The war in Syria has also drawn comparisons with the proxy wars fought of the Cold War period, with the United States and Russia supporting opposite sides, while insisting that they are both fighting fundamentalist Islam in the shape of ISIS. But the many different forces involved make it more complicated than most Cold War conflicts and Russia’s intervention, at least looks less like the pursuit of an old-style proxy conflict than an attempt to make a new template for a post-Soviet Russia with a desire not to be confined within its immediate region.
The decision to intervene was legal – by invitation of the UN-recognised government. Direct military involvement was – and remains – limited, and Russia adopted techniques borrowed from the US and the UK: the use of special forces, private security companies and air support in order to minimise its presence, and risks, on the ground. With the fighting over, Russia would then play the diplomatic mediator and leave a country that is stable, if not actually at peace, where its influence still counts. Syria could then be presented as evidence that intervention can work, just not as the US and the UK tried in Iraq and Libya.
This last part – moving from armed conflict to the negotiating table - is proving more difficult, because Russia requires the consent, if not the actual cooperation of many other parties, including (in the case of Syria) the United States, and this has not been forthcoming. With the main war, against Bashar al-Assad, however, nearing its end, the continued US involvement looks more like .an effort to maximise advantage in the talking that must follow rather any attempt to start any new Cold War. In any case, if the US and Russia were to clash in, or over, Syria, this would not be anything like the Cold War, but a hot war of the sort that was mercifully avoided. The recent calming of rhetoric on both sides suggests that the dangers have been recognised and efforts made to avert them.
Which brings us to the United States, which is still the country – perhaps more accurately – the great power against which Russia still measures itself. During the 2016 US election campaign, it seemed that Donald Trump understood this and was prepared to treat Russia without the condescension that so often accompanies an imbalance of wealth, if not military power. The US Congress, however, had other ideas, as did the defeated Democrats, and the claims – still unproven – of Russian interference– have thwarted Trump’s hopes for a rapprochement. The mutual expulsions of diplomats – loosely linked to the Salisbury poisoning - suggest that any improvement in the atmosphere will have to wait.
That said, though, there still seems to be a personal rapport between Trump and Putin – as evinced by reports of their phone calls, and both leaders seem reluctant to make the hacking accusations personal. Trump congratulated Putin on his re-election (apparently against advice), and is speaking of a face-to-face meeting before long. As an inveterate optimist, I would not exclude the chance of an initiative less dramatic, but as mood-changing as Trump’s hand stretched out to North Korea.

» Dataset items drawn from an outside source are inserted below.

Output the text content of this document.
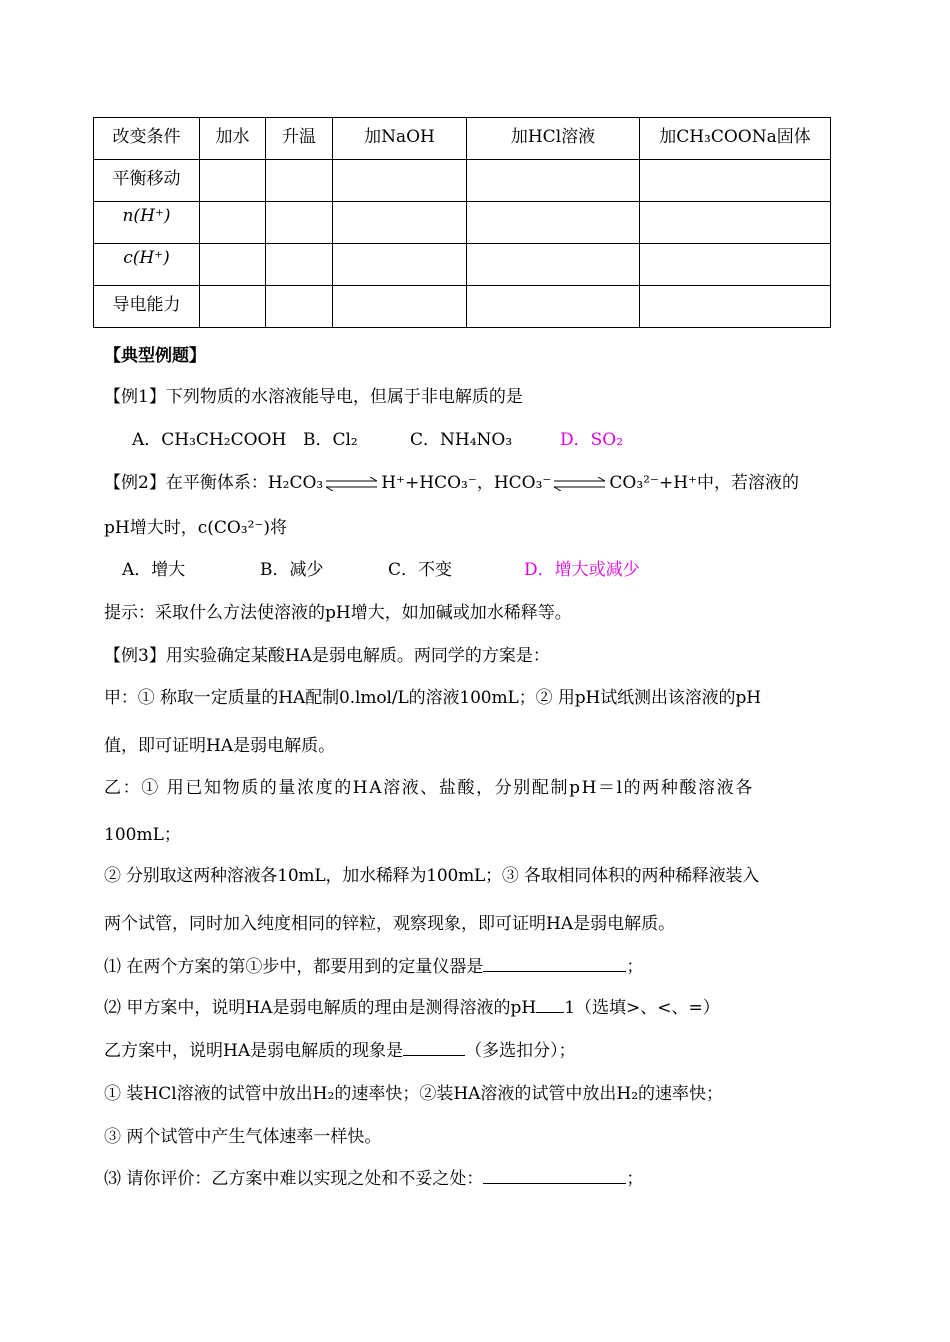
改变条件	加水	升温	加NaOH	加HCl溶液	加CH₃COONa固体
平衡移动					
n(H⁺)					
c(H⁺)					
导电能力					
【典型例题】
【例1】下列物质的水溶液能导电，但属于非电解质的是
A．CH₃CH₂COOH B．Cl₂	C．NH₄NO₃	D．SO₂
【例2】在平衡体系：H₂CO₃ ⇌ H⁺+HCO₃⁻，HCO₃⁻ ⇌ CO₃²⁻+H⁺中，若溶液的
pH增大时，c(CO₃²⁻)将
A．增大	B．减少	C．不变	D．增大或减少
提示：采取什么方法使溶液的pH增大，如加碱或加水稀释等。
【例3】用实验确定某酸HA是弱电解质。两同学的方案是：
甲：① 称取一定质量的HA配制0.lmol/L的溶液100mL；② 用pH试纸测出该溶液的pH
值，即可证明HA是弱电解质。
乙：① 用已知物质的量浓度的HA溶液、盐酸，分别配制pH＝l的两种酸溶液各
100mL；
② 分别取这两种溶液各10mL，加水稀释为100mL；③ 各取相同体积的两种稀释液装入
两个试管，同时加入纯度相同的锌粒，观察现象，即可证明HA是弱电解质。
⑴ 在两个方案的第①步中，都要用到的定量仪器是	；
⑵ 甲方案中，说明HA是弱电解质的理由是测得溶液的pH 1（选填>、<、=）
乙方案中，说明HA是弱电解质的现象是	（多选扣分）；
① 装HCl溶液的试管中放出H₂的速率快；②装HA溶液的试管中放出H₂的速率快；
③ 两个试管中产生气体速率一样快。
⑶ 请你评价：乙方案中难以实现之处和不妥之处：	；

What is beyond doubt, as the ice melts in Moscow and spring finally comes to London, is that much is in flux and could go either way. In Europe, the departure of the UK from the EU could strengthen the European Union – which is what has happened so far – or sow the seeds of a much looser grouping. But ambitions for enlargement have gone; Ukraine, Moldova and Georgia are destined to remain the borderlands. The prospects of a political thaw in north-east Asia could offer Russia a choice of partners aside from China; or it could fail and raise tensions even higher than before. In the United States, Trump could still harbour hopes of changing the atmosphere with Moscow; equally, though, everything could turn even more sour than it already is, and the Mueller inquiry into alleged Russia hacking goes on.

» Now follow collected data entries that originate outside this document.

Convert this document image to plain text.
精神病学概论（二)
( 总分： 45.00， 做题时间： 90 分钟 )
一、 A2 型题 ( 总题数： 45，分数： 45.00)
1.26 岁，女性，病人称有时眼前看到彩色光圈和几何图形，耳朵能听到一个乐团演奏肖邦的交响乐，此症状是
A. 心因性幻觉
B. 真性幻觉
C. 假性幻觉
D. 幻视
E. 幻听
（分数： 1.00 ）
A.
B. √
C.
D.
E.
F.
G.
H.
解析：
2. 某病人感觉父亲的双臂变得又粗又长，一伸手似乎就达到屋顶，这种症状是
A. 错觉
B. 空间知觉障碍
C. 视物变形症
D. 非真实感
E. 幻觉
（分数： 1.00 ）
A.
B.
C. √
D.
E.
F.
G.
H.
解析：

But something, perhaps a lot, also depends on Russia. Before Putin’s pre-election state of the nation address, with its show of virtual military hardware, Moscow had - it seemed to me at least – been experimenting with a new, quieter, approach to international relations, which made it harder for the West to condemn. With the election over, which way will Russia go? The temptation, given the anti-Russia front mobilised post-Salisbury, will be to hit back, hard. But if the UK-led rush to revive the old adversary is the exception, rather than the rule, a longer view might be the wiser course.